Je dois amener avec moi tout un tas de paperasses, que l’on doit se procurer sur internet et pour certains en faire des photocopies, mais quid, pour celles et ceux qui n’ont ni ordinateur et/ou photocopieur, sachant qu’elles/ils n’ont plus de permis de conduire, mais bon elles/ils n’avaient pas à fauter. Par ailleurs, il m’est demandé d’amener 2 fois 25 euros en espèces, car le paiement par carte ou chèque bancaires ne sont pas acceptés et pour bien marquer notre différence, cette dépense n’est pas prise en charge par la sécurité sociale, mais il n’est pas dit, si les 50 euros déboursés seront déclarés auprès de la recette fiscale. Le jour J, ce n’est pas un spécialiste, mais deux qui sont présents, un actif et l’autre non, le butin sera donc partagé entre les deux professionnels. Il m’avait prévenu qu’il ne mettait pas permis d’arrivée en retard sous peine d’annulation de la consultation et sans doute du pécule. Cette consultation devant durée 10 minutes, ben oui ! en tenant compte de l’abattage opérélors du jugement, cela doit se poursuivre côté médical, pour la paperasse pouvant poser problèmes à certain.e.s, je compris que si je ne les avais pas, cela n’aurait pas vraiment entravée la bonne marche de la justice médicale.
Courant du mois de septembre, je reçois une lettre de pôle emploi, pas celui de Montluçon, mais celui d’Andrézieux-Bouthéon près de Saint-Etienne à plus de 200 kilomètres. Cette missive m’indique que je dois sous quinzaine renvoyer les justificatifs de ma recherche d’emplois, sous peine d’une radiation et de la cessation de mes indemnités chômage et dans le cas où je serais bénéficiaire du RSA (Revenu Solidarité Active), mon dossier serait envoyé au président du conseil départemental en vue de la suspension de celui-ci.
C’est la première fois que je reçois ce genre de courrier, car je suis classé parmi les travailleurs précaires qui enquille, contrats CDD (Contrat à Durée Déterminée), missions d’intérim, contrats de réinsertion, etc. entrecoupés d’indemnisation chômage.
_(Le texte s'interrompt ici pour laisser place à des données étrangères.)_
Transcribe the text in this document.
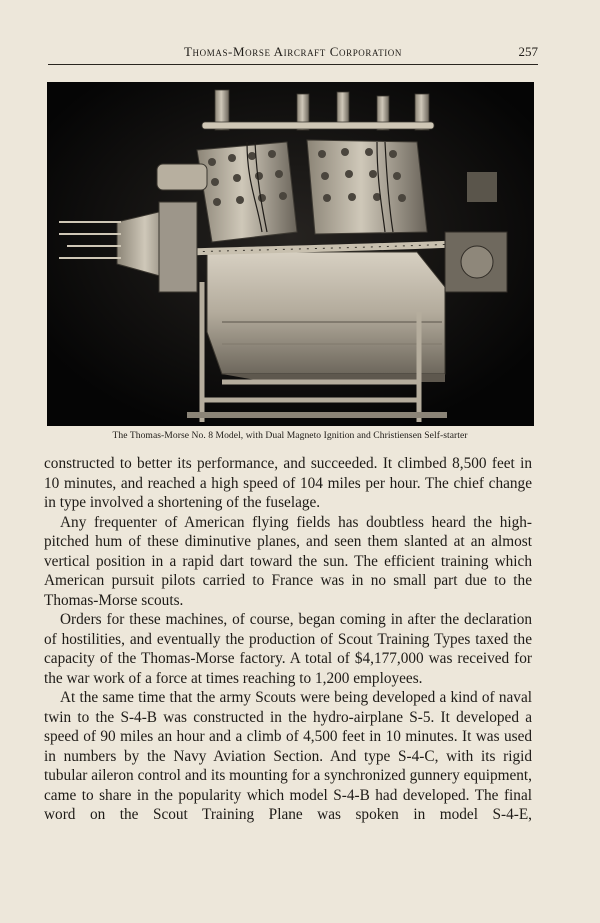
Thomas-Morse Aircraft Corporation	257
The Thomas-Morse No. 8 Model, with Dual Magneto Ignition and Christiensen Self-starter

constructed to better its performance, and succeeded. It climbed 8,500 feet in 10 minutes, and reached a high speed of 104 miles per hour. The chief change in type involved a shortening of the fuselage.

Any frequenter of American flying fields has doubtless heard the high-pitched hum of these diminutive planes, and seen them slanted at an almost vertical position in a rapid dart toward the sun. The efficient training which American pursuit pilots carried to France was in no small part due to the Thomas-Morse scouts.

Orders for these machines, of course, began coming in after the declaration of hostilities, and eventually the production of Scout Training Types taxed the capacity of the Thomas-Morse factory. A total of $4,177,000 was received for the war work of a force at times reaching to 1,200 employees.

At the same time that the army Scouts were being developed a kind of naval twin to the S-4-B was constructed in the hydro-airplane S-5. It developed a speed of 90 miles an hour and a climb of 4,500 feet in 10 minutes. It was used in numbers by the Navy Aviation Section. And type S-4-C, with its rigid tubular aileron control and its mounting for a synchronized gunnery equipment, came to share in the popularity which model S-4-B had developed. The final word on the Scout Training Plane was spoken in model S-4-E,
Je suis en contacts répétés avec mon conseiller sur Montluçon, j’ai répondu à toutes les convocations et contacts proposés par pôle emploi.
Je réponds à ce courrier dans les temps impartis, en indiquant que je suis inscrit dans différentes sociétés d’intérim et que pendant la pandémie, les offres ne se sont pas bousculées dans le montluçonnais et alentours et de plus que je venais de perdre mon permis de conduire, habitant une localité sans moyens de transport et qu’une des intérims ayant appris cette perte de permis n’avait pas crue utile de poursuivre sa recherche de mission à mon encontre.
Avant la réception de la missive stéphanoise, je suis informé que je suis bénéficiaire de l’ASS (Allocation Solidarité Spécifique), pour six mois et dont le montant est 16.91 euros par jour, correspondant à un peu plus de 500 euros par mois.
Le 5 octobre, j’ai un rendez-vous téléphonique avec mon conseiller pôle emploi de Montluçon, où je lui fais part de la perte de mon permis. Comme c’est une personne que je connais depuis longtemps, et oui c’est l’avantage des petites villes, il compatit à mes tracas.
Mais, dans la première quinzaine d’octobre, je reçois une seconde lettre de pôle emploi de Saint- Etienne qui m’informe de ma radiation de demandeur d’emploi et la suspension de mes indemnités pour une durée d’un mois, du 18 octobre au 18 novembre. Et boum ! Prend ça dans les dents.
Oui, j’ai fait des recherches sur les articles mentionnés dans la lettre de résiliation. Dans ces articles les causes nécessaires à ma radiation ne correspondaient pas à ma situation.
J’ai donc décidé de retéléphoner à l’agence stéphanoise, car entre la réception de la première lettre et la seconde je mettais entretenu, par téléphone, avec le signataire de la lettre qui n’était autre que le directeur de l’agence, à la fin de l’entretien je me doutais qu’il y avait anguille sous roche, pour le second appel le ton de la discussion est vite monté dans les octaves, la personne me disant dans un premier temps qu’il n’avait pas reçu mon courrier justificatif de recherche d’emploi, suite à mon insistance le fameux document est réapparu sur leur radar. Mais peine perdue, la distance faisait que la disette allait m’assaillir pour deux mois, puisque ma radiation avec coupage des vivres était à cheval sur deux mois et quand le chef à parler !
J’ai pu contacter mon conseiller, qui m’a dit qu’il ne pouvait rien faire, car l’agence stéphanoise était toute puissante en radiation, que c’était sa spécialité. Je lui demandais, s’il avait été contacté par cette agence, une des clauses nécessaires à la radiation, sa réponse fut négative.
J’ai contacté par réseaux sociaux interposés, les copains de Saint-Etienne pour préparer une intervention sur l’agence de leur cité. Après plusieurs contacts, téléphones et adresses données, dont celles de Paris. L’action était repoussée au calandre grecque.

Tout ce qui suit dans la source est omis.